Movie Review (counter) - The Chronicles Of Narnia: The Voyage Of The Dawn Treader (2010)
A former student of Spartanburg Technical College and overall geek, I enjoy listening to music, reading books, playing video games, and watching movies. Sometimes I write about them.View all articles by Adrian Tallent
For those of you not up to speed with the series, the Pevensie children originally travelled to the land of Narnia through a magical Wardrobe that served as a portal between the two worlds.

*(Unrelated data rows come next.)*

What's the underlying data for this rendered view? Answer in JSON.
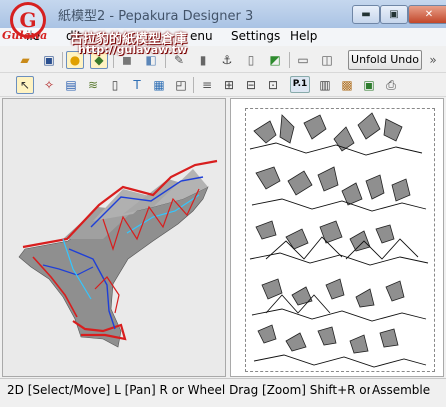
{
  "window": {
    "title": "紙模型2 - Pepakura Designer 3",
    "buttons": {
      "minimize": "▬",
      "maximize": "▣",
      "close": "✕"
    }
  },
  "watermark": {
    "logo_letter": "G",
    "logo_text": "Gulawa",
    "name": "古拉豹的紙模型倉庫",
    "url": "http://gulavaw.tw"
  },
  "menu": {
    "items": [
      "ile",
      "dit",
      "enu",
      "Settings",
      "Help"
    ]
  },
  "toolbar1": {
    "unfold_button": "Unfold Undo"
  },
  "toolbar2": {
    "page_button": "P.1"
  },
  "colors": {
    "fold_mountain": "#d81e1e",
    "fold_valley": "#1e3fd8",
    "fold_flat": "#33c6ff",
    "model_fill": "#8f8f8f"
  },
  "statusbar": {
    "text": "2D [Select/Move] L [Pan] R or Wheel Drag [Zoom] Shift+R or W",
    "mode": "Assemble"
  }
}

There they became instrumental to ridding the land of the White Witch, joining forces with the lion Aslan, who serves as Narnia’s caretaker or another manifestation of God, if you really want to get into the allegory.

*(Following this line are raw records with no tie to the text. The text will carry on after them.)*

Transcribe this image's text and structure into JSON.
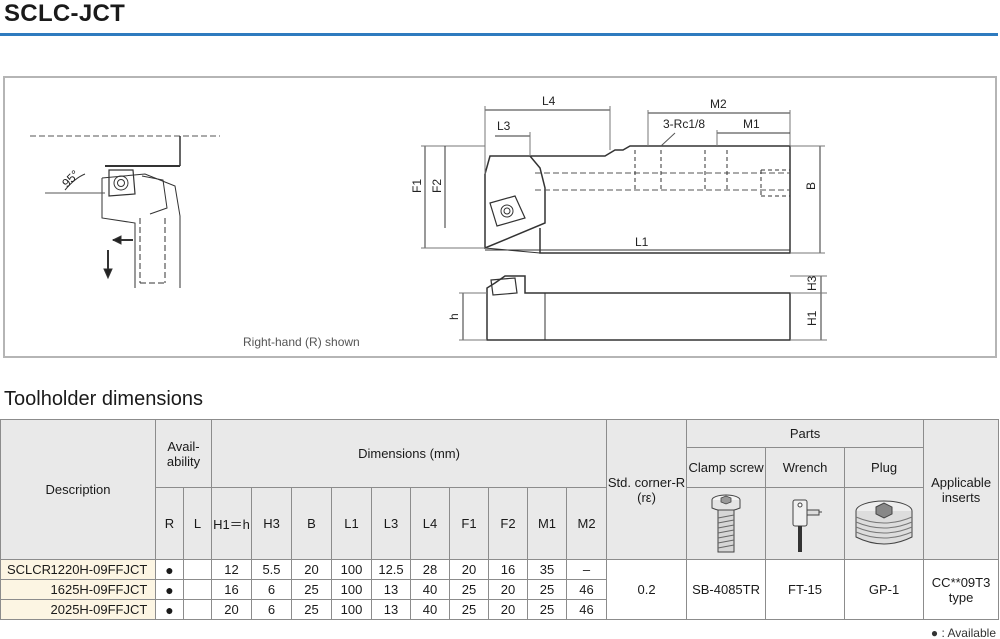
{
  "page": {
    "title": "SCLC-JCT",
    "section_title": "Toolholder dimensions",
    "caption": "Right-hand (R) shown",
    "legend": "● : Available"
  },
  "drawing_labels": {
    "angle": "95°",
    "L4": "L4",
    "L3": "L3",
    "M2": "M2",
    "rc": "3-Rc1/8",
    "M1": "M1",
    "F1": "F1",
    "F2": "F2",
    "B": "B",
    "L1": "L1",
    "H3": "H3",
    "H1": "H1",
    "h": "h"
  },
  "table": {
    "headers": {
      "description": "Description",
      "availability": "Avail-ability",
      "availability_line1": "Avail-",
      "availability_line2": "ability",
      "dimensions": "Dimensions (mm)",
      "std_corner": "Std. corner-R (rε)",
      "std_corner_line1": "Std. corner-R",
      "std_corner_line2": "(rε)",
      "parts": "Parts",
      "clamp_screw": "Clamp screw",
      "wrench": "Wrench",
      "plug": "Plug",
      "applicable_inserts": "Applicable inserts",
      "applicable_line1": "Applicable",
      "applicable_line2": "inserts",
      "R": "R",
      "L": "L",
      "H1h": "H1＝h",
      "H3": "H3",
      "B": "B",
      "L1": "L1",
      "L3": "L3",
      "L4": "L4",
      "F1": "F1",
      "F2": "F2",
      "M1": "M1",
      "M2": "M2"
    },
    "series": "SCLCR",
    "rows": [
      {
        "model": "1220H-09FFJCT",
        "R": "●",
        "L": "",
        "H1h": "12",
        "H3": "5.5",
        "B": "20",
        "L1": "100",
        "L3": "12.5",
        "L4": "28",
        "F1": "20",
        "F2": "16",
        "M1": "35",
        "M2": "–"
      },
      {
        "model": "1625H-09FFJCT",
        "R": "●",
        "L": "",
        "H1h": "16",
        "H3": "6",
        "B": "25",
        "L1": "100",
        "L3": "13",
        "L4": "40",
        "F1": "25",
        "F2": "20",
        "M1": "25",
        "M2": "46"
      },
      {
        "model": "2025H-09FFJCT",
        "R": "●",
        "L": "",
        "H1h": "20",
        "H3": "6",
        "B": "25",
        "L1": "100",
        "L3": "13",
        "L4": "40",
        "F1": "25",
        "F2": "20",
        "M1": "25",
        "M2": "46"
      }
    ],
    "std_corner_value": "0.2",
    "clamp_screw_value": "SB-4085TR",
    "wrench_value": "FT-15",
    "plug_value": "GP-1",
    "inserts_line1": "CC**09T3",
    "inserts_line2": "type"
  },
  "colors": {
    "title_rule": "#2e7bbf",
    "description_bg": "#fcf5e3",
    "header_bg": "#e9e9e9"
  }
}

This time around, the Pevensie children are split up, with the older two beginning their real adult lives while the two youngest remain in foster care in the backdrop of World War 2. Edmund (Skandar Keynes) and Lucy (Georgie Henley) are staying with their sourpuss cousin Eustace Scrubb (Will Poulter, who has some of the best acting scenes in the movie and makes the original Edmund look like a saint). During an argument in their room, an odd painting of a sailing ship on the wall mysteriously comes to life and begins filling their room with sea water. The children surface to find themselves once again in the world of Narnia, which delights the returning veterans but seriously freaks out Eustace. They are met by a now King Caspian (Ben Barnes), surprised to find himself some years older than the children who, to his eyes, have hardly aged a day. Caspian explains that he is on a quest to find the missing seven lords of Narnia, who should have been aiding him in the just rule of Narnia had they not mysteriously vanished. With the exception of Eustace, the children agree to help him in his quest. In the course of their journeys, they have a number of fantastical adventures that get them ever closer to their goal of reaching the End of the World and solving the mystery of the missing noble lords.